MARTIN: What do ANC leaders say, of course, it's led now by Jacob Zuma, what do the country - the ANCs leader say when these criticisms are brought to them? How do they defend it?
ORDERSON: I think this week we actually saw for the first time in a very long time that foreign leaders from the African National Congress actually spoke out about this. And they acknowledged that the past few years we've seen the corruption and greed coming into the fore. And they say that's corrupted the party. Because this is the party of Nelson Mandela, Oliver Tambo; fighters, people, ordinary people that had died so that I can sit here and talk to you as a free black South African. And that message in that dream is no longer taking, you know, shaping ordinary lives because some people are just stealing and blatantly just taking from the purse that should be things, or money that should be allocated to ordinary people.

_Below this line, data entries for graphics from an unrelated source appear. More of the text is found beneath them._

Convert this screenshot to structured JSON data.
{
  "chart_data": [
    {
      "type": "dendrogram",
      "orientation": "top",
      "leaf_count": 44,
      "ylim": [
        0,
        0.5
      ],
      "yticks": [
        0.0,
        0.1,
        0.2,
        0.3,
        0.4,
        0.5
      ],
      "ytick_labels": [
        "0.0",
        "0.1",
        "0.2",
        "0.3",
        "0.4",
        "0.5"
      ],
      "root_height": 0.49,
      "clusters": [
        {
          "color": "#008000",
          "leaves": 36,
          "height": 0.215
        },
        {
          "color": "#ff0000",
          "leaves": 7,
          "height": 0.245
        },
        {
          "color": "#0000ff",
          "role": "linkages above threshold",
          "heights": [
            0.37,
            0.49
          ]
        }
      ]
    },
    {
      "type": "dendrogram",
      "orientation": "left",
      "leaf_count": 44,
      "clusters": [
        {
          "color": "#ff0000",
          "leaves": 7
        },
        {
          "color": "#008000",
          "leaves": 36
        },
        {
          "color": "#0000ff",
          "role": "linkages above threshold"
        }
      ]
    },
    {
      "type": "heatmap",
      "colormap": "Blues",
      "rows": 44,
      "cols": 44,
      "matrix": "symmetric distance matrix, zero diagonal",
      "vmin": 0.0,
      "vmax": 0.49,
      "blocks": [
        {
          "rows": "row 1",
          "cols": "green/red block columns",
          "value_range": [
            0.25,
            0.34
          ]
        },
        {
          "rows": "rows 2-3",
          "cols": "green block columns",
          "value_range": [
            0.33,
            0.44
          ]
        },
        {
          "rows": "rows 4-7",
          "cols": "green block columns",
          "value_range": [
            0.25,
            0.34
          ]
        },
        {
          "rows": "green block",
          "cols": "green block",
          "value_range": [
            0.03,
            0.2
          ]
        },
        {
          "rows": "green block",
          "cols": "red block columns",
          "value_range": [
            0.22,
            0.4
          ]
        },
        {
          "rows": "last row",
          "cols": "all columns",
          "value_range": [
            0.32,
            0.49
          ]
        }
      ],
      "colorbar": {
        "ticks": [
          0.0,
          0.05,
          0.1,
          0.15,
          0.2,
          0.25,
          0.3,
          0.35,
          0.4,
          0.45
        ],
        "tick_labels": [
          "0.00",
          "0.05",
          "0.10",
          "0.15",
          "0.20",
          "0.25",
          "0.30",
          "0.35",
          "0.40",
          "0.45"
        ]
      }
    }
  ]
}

And I think yesterday, President Jacob Zuma, in his one-and-a-half hour speech acknowledged this, that the party corruption and, you know, non-delivery has actually plagued the party and the next hundred years - at least the next five years. He wants to say that this change happens and that actually there's delivery to ordinary people in South Africa. But I think it is quite a challenge. We've got a population of 50 million, unemployment at 56 percent, a global economy that's in tatters. And so it's going to be very challenging for the ANC to deliver to all as they have promised in the Freedom Charter and in the post '94 for Reconstruction and Development Program.

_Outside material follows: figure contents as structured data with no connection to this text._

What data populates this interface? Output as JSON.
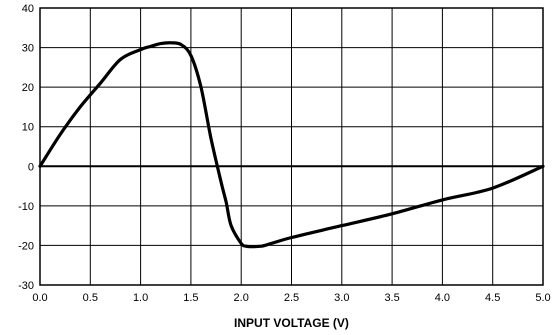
{
  "chart_data": {
    "type": "line",
    "title": "",
    "xlabel": "INPUT VOLTAGE (V)",
    "ylabel": "",
    "xlim": [
      0,
      5
    ],
    "ylim": [
      -30,
      40
    ],
    "x_ticks": [
      "0.0",
      "0.5",
      "1.0",
      "1.5",
      "2.0",
      "2.5",
      "3.0",
      "3.5",
      "4.0",
      "4.5",
      "5.0"
    ],
    "y_ticks": [
      "40",
      "30",
      "20",
      "10",
      "0",
      "-10",
      "-20",
      "-30"
    ],
    "grid": true,
    "line_color": "#000000",
    "series": [
      {
        "x": [
          0.0,
          0.2,
          0.4,
          0.6,
          0.8,
          1.0,
          1.1,
          1.2,
          1.3,
          1.4,
          1.5,
          1.6,
          1.7,
          1.8,
          1.85,
          1.9,
          2.0,
          2.05,
          2.1,
          2.2,
          2.3,
          2.5,
          3.0,
          3.5,
          4.0,
          4.5,
          5.0
        ],
        "y": [
          0,
          8,
          15,
          21,
          27,
          29.5,
          30.3,
          31,
          31.2,
          30.8,
          28,
          20,
          7,
          -4,
          -9,
          -15,
          -19.5,
          -20.2,
          -20.3,
          -20.2,
          -19.5,
          -18,
          -15,
          -12,
          -8.5,
          -5.5,
          0
        ]
      }
    ]
  }
}
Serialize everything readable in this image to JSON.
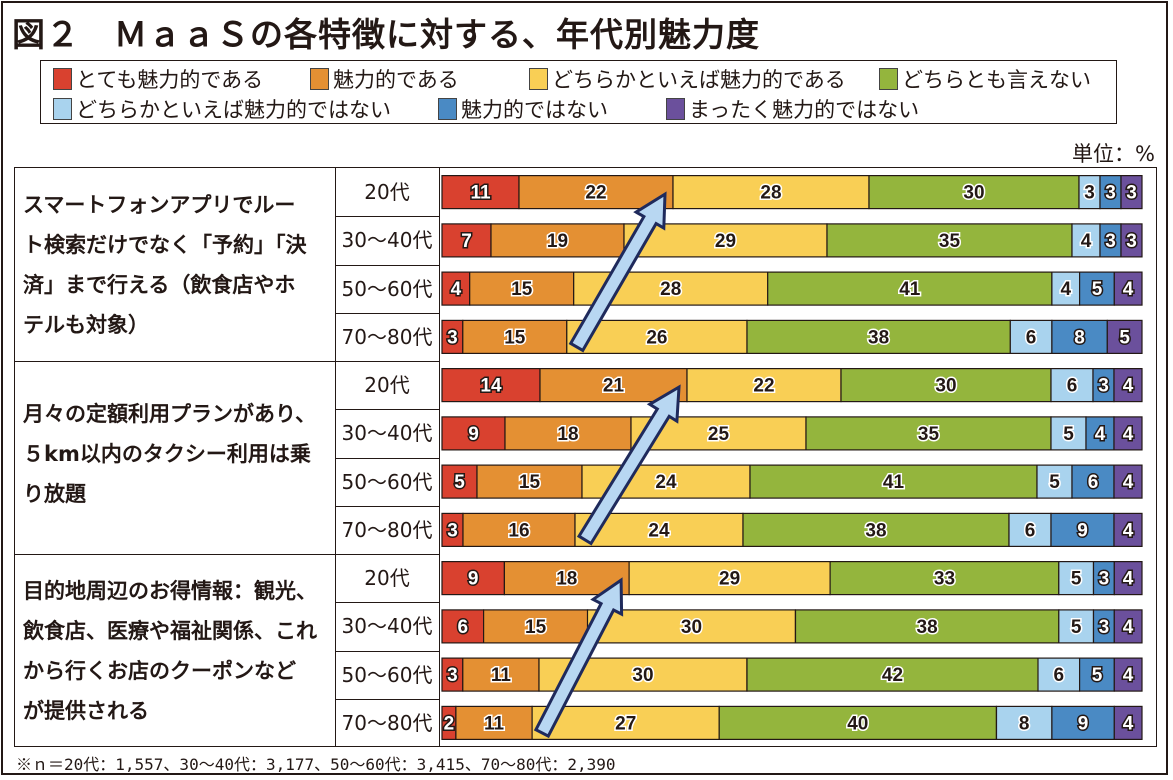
{
  "title": "図２　ＭａａＳの各特徴に対する、年代別魅力度",
  "unit_label": "単位：%",
  "footnote": "※ｎ＝20代：1,557、30～40代：3,177、50～60代：3,415、70～80代：2,390",
  "legend": [
    {
      "label": "とても魅力的である",
      "color": "#d9412f"
    },
    {
      "label": "魅力的である",
      "color": "#e49033"
    },
    {
      "label": "どちらかといえば魅力的である",
      "color": "#f9cf55"
    },
    {
      "label": "どちらとも言えない",
      "color": "#94b53d"
    },
    {
      "label": "どちらかといえば魅力的ではない",
      "color": "#a9d3ee"
    },
    {
      "label": "魅力的ではない",
      "color": "#4a8ac4"
    },
    {
      "label": "まったく魅力的ではない",
      "color": "#6b509c"
    }
  ],
  "chart_data": {
    "type": "bar",
    "orientation": "horizontal-stacked-100",
    "title": "図２　ＭａａＳの各特徴に対する、年代別魅力度",
    "unit": "%",
    "xlim": [
      0,
      100
    ],
    "series_names": [
      "とても魅力的である",
      "魅力的である",
      "どちらかといえば魅力的である",
      "どちらとも言えない",
      "どちらかといえば魅力的ではない",
      "魅力的ではない",
      "まったく魅力的ではない"
    ],
    "groups": [
      {
        "label": "スマートフォンアプリでルート検索だけでなく「予約」「決済」まで行える（飲食店やホテルも対象）",
        "label_lines": [
          "スマートフォンアプリでルー",
          "ト検索だけでなく「予約」「決",
          "済」まで行える（飲食店やホ",
          "テルも対象）"
        ],
        "rows": [
          {
            "age": "20代",
            "values": [
              11,
              22,
              28,
              30,
              3,
              3,
              3
            ]
          },
          {
            "age": "30～40代",
            "values": [
              7,
              19,
              29,
              35,
              4,
              3,
              3
            ]
          },
          {
            "age": "50～60代",
            "values": [
              4,
              15,
              28,
              41,
              4,
              5,
              4
            ]
          },
          {
            "age": "70～80代",
            "values": [
              3,
              15,
              26,
              38,
              6,
              8,
              5
            ]
          }
        ]
      },
      {
        "label": "月々の定額利用プランがあり、５km以内のタクシー利用は乗り放題",
        "label_lines": [
          "月々の定額利用プランがあり、",
          "５km以内のタクシー利用は乗",
          "り放題"
        ],
        "rows": [
          {
            "age": "20代",
            "values": [
              14,
              21,
              22,
              30,
              6,
              3,
              4
            ]
          },
          {
            "age": "30～40代",
            "values": [
              9,
              18,
              25,
              35,
              5,
              4,
              4
            ]
          },
          {
            "age": "50～60代",
            "values": [
              5,
              15,
              24,
              41,
              5,
              6,
              4
            ]
          },
          {
            "age": "70～80代",
            "values": [
              3,
              16,
              24,
              38,
              6,
              9,
              4
            ]
          }
        ]
      },
      {
        "label": "目的地周辺のお得情報：観光、飲食店、医療や福祉関係、これから行くお店のクーポンなどが提供される",
        "label_lines": [
          "目的地周辺のお得情報：観光、",
          "飲食店、医療や福祉関係、これ",
          "から行くお店のクーポンなど",
          "が提供される"
        ],
        "rows": [
          {
            "age": "20代",
            "values": [
              9,
              18,
              29,
              33,
              5,
              3,
              4
            ]
          },
          {
            "age": "30～40代",
            "values": [
              6,
              15,
              30,
              38,
              5,
              3,
              4
            ]
          },
          {
            "age": "50～60代",
            "values": [
              3,
              11,
              30,
              42,
              6,
              5,
              4
            ]
          },
          {
            "age": "70～80代",
            "values": [
              2,
              11,
              27,
              40,
              8,
              9,
              4
            ]
          }
        ]
      }
    ],
    "annotations": [
      {
        "type": "arrow",
        "group": 0,
        "description": "70～80代から20代へ向けて、魅力的と答える割合の上昇を示す矢印"
      },
      {
        "type": "arrow",
        "group": 1,
        "description": "70～80代から20代へ向けて、魅力的と答える割合の上昇を示す矢印"
      },
      {
        "type": "arrow",
        "group": 2,
        "description": "70～80代から20代へ向けて、魅力的と答える割合の上昇を示す矢印"
      }
    ],
    "arrow_color": "#b8d7f2",
    "arrow_outline": "#1f2a5c"
  }
}
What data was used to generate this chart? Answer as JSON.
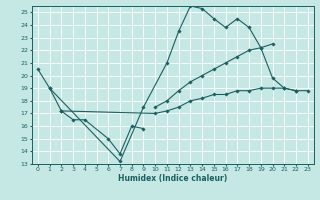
{
  "xlabel": "Humidex (Indice chaleur)",
  "ylabel": "",
  "bg_color": "#c5e8e5",
  "grid_color": "#ffffff",
  "line_color": "#1a6060",
  "xlim": [
    -0.5,
    23.5
  ],
  "ylim": [
    13,
    25.5
  ],
  "yticks": [
    13,
    14,
    15,
    16,
    17,
    18,
    19,
    20,
    21,
    22,
    23,
    24,
    25
  ],
  "xticks": [
    0,
    1,
    2,
    3,
    4,
    5,
    6,
    7,
    8,
    9,
    10,
    11,
    12,
    13,
    14,
    15,
    16,
    17,
    18,
    19,
    20,
    21,
    22,
    23
  ],
  "xtick_labels": [
    "0",
    "1",
    "2",
    "3",
    "4",
    "5",
    "6",
    "7",
    "8",
    "9",
    "10",
    "11",
    "12",
    "13",
    "14",
    "15",
    "16",
    "17",
    "18",
    "19",
    "20",
    "21",
    "22",
    "23"
  ],
  "series": [
    {
      "x": [
        0,
        1,
        7,
        9,
        11,
        12,
        13,
        14,
        15,
        16,
        17,
        18,
        19,
        20,
        21,
        22
      ],
      "y": [
        20.5,
        19.0,
        13.2,
        17.5,
        21.0,
        23.5,
        25.5,
        25.3,
        24.5,
        23.8,
        24.5,
        23.8,
        22.2,
        19.8,
        19.0,
        18.8
      ]
    },
    {
      "x": [
        1,
        2,
        3,
        4,
        6,
        7,
        8,
        9
      ],
      "y": [
        19.0,
        17.2,
        16.5,
        16.5,
        15.0,
        13.8,
        16.0,
        15.8
      ]
    },
    {
      "x": [
        2,
        10,
        11,
        12,
        13,
        14,
        15,
        16,
        17,
        18,
        19,
        20,
        21,
        22,
        23
      ],
      "y": [
        17.2,
        17.0,
        17.2,
        17.5,
        18.0,
        18.2,
        18.5,
        18.5,
        18.8,
        18.8,
        19.0,
        19.0,
        19.0,
        18.8,
        18.8
      ]
    },
    {
      "x": [
        10,
        11,
        12,
        13,
        14,
        15,
        16,
        17,
        18,
        19,
        20
      ],
      "y": [
        17.5,
        18.0,
        18.8,
        19.5,
        20.0,
        20.5,
        21.0,
        21.5,
        22.0,
        22.2,
        22.5
      ]
    }
  ]
}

MARTIN: And speaking of challenge in the minute that we have left, is there a challenge within the ANC. Often, you know, as you point out, the ANC has been the ruling party for quite some time now, really dominating the government, you know, at every level. But often sometimes when that happens there are change elements that come from within and people within the party who grew up with it perhaps don't feel that they have a need to accept kind of the verities of the past. Is there any challenge within the ANC to change the way the party is viewed or to change the way it operates?

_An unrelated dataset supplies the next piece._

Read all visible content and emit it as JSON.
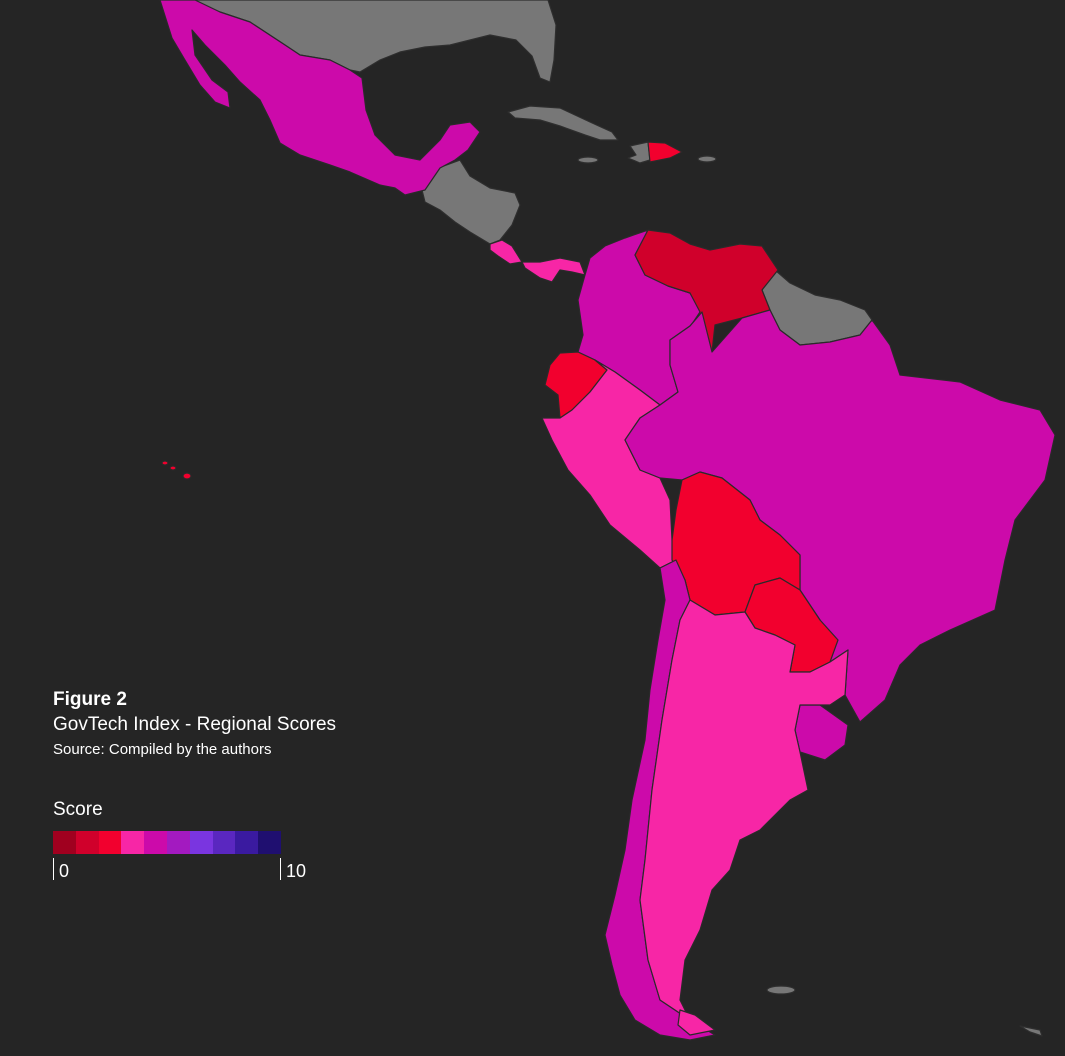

ORDERSON: I think Zuma - Mr. Zuma - mentioned that, you know, there needs to be a new kind of cadre, a person in the party that's going to see (unintelligible) South Africa that's nonracial, beautiful country into a country for all black and white to live in it. I think however, the party acknowledges that right now the type of person that have entered the party are interested in making money and they need to go back to its values. And they say, you know, the next five to 10 years they want to critically engage with that, changing the perception of how the party's perceived and the leadership. However, this year once again, although, you know, past three days we've had celebrations, the next few months we're going to see a bruising leadership battle because the party is heading for its election, a new party president will be elected...
ORDERSON: ...and therefore, it's going to be quite challenging.
MARTIN: OK. Crystal Orderson, we have to leave it there for now. Thank you so much for your insights. Crystal is a senior correspondent for the South African Broadcasting Corporation. She's telling us about the 100th anniversary of the founding of the African National Congress. She joined us from Cape Town. Crystal, thank you so much.